The small nuclear RNA, U6 snRNA, only exists in the eukaryotic nucleus and is highly stable because of its short hairpin structure and lack of nuclease . However, it begins to degrade after 96 h, even at temperatures under 15 °C, and more rapidly under higher temperatures (Fig. 3). This may be because U6 becomes directly exposed to nucleases without the protection of ribonucleoproteins, which degrade quickly . Similarly, some studies also demonstrate that U6 is not suitable as an endogenous control in some research [28, 29].
β-actin, known as a housekeeping gene, is commonly used as reference in biomedical research because of its multiple sources and homology. Many researchers have used its degradation rate to estimate PMI [5, 7]. Similarly, our results for the ΔCt values of β-actin show significant and consistent degradation with increased PMI, especially at higher temperatures, making it the most reliable and valuable marker for PMI estimation. Through testing of four temperature groups, a multi-parametric mathematical model was established and was found to be effective in the verification of data from rat samples. However, research using human data is scarce but still necessary to extend this field of research further in the future.

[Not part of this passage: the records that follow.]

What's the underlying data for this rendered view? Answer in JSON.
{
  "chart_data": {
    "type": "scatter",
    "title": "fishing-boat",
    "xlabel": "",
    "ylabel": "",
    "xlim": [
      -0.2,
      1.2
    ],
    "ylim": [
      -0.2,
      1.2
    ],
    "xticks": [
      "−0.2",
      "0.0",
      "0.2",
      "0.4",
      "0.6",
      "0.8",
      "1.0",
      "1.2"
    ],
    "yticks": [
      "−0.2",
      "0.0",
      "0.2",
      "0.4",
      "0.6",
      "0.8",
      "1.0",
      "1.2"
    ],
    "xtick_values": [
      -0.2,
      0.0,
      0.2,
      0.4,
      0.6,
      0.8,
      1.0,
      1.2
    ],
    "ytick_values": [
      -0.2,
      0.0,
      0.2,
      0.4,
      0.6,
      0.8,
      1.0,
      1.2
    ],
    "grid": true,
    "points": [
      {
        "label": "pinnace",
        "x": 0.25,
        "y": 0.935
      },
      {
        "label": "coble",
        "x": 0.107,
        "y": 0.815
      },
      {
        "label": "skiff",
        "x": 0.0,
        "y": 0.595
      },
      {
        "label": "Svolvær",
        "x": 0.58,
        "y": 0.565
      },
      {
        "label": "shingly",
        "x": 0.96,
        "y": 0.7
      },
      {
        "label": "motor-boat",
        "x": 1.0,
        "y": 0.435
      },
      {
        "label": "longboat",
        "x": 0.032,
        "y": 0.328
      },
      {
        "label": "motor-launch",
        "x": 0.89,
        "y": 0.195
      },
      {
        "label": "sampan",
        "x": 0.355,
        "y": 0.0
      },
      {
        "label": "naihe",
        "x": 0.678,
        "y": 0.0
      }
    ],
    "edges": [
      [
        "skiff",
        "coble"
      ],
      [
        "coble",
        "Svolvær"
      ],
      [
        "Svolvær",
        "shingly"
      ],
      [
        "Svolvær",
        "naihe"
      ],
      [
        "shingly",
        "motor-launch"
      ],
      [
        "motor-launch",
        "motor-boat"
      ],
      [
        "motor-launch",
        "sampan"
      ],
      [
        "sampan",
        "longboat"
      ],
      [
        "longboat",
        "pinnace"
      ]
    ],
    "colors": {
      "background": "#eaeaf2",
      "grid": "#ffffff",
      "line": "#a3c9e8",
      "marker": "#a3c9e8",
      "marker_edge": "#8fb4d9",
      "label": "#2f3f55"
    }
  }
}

The statistical method of linear regression is often used in the study of PMI estimation in legal medicine. However, its use in estimating PMI is questionable because the linear assumptions lack a means for verification. Very little research has explored alternative ways to improve the estimation, such as using R code-based PMICALC software . Similarly, the degradation of RNA doesn’t always follow a linear path, especially with longer PMI, and the profile of RNA degradation varies with temperature. To take temperature into consideration, R software was chosen because it provides a method to build the model with three unknowns and makes it easy to solve the equation using the iterative method.
In summary, we have created a standardized animal model for PMI estimation, showing the influence of temperature and allowing verification. However, the postmortem RNA degradation in human tissues is not only dependent on PMI but also other factors, and particularly environmental conditions, cause of death and the individual’s circumstances. It is necessary to next apply this model to human samples, and assess the other compounding factors. Further studies will also need to find more effective biomarkers to be able to accurately determine PMI with this methodology.
Brain-specific mir-9 and mir-125b are effective endogenous control markers that are not affected by PMI up to 144 h at temperatures between 10 ± 1 and 35 ± 1 °C.
U6 degrades with PMI, particularly at higher temperatures, demonstrating that it was not a suitable endogenous control for this study.
ΔCt (β-actin) has the best correlation coefficient with PMI among the markers we chose, demonstrating that β-actin is an optimal RNA marker to estimate PMI.
Our animal model of PMI estimation using R software could be used in various temperature conditions. It is a powerful tool for both model building and equation solving in such a complicated context.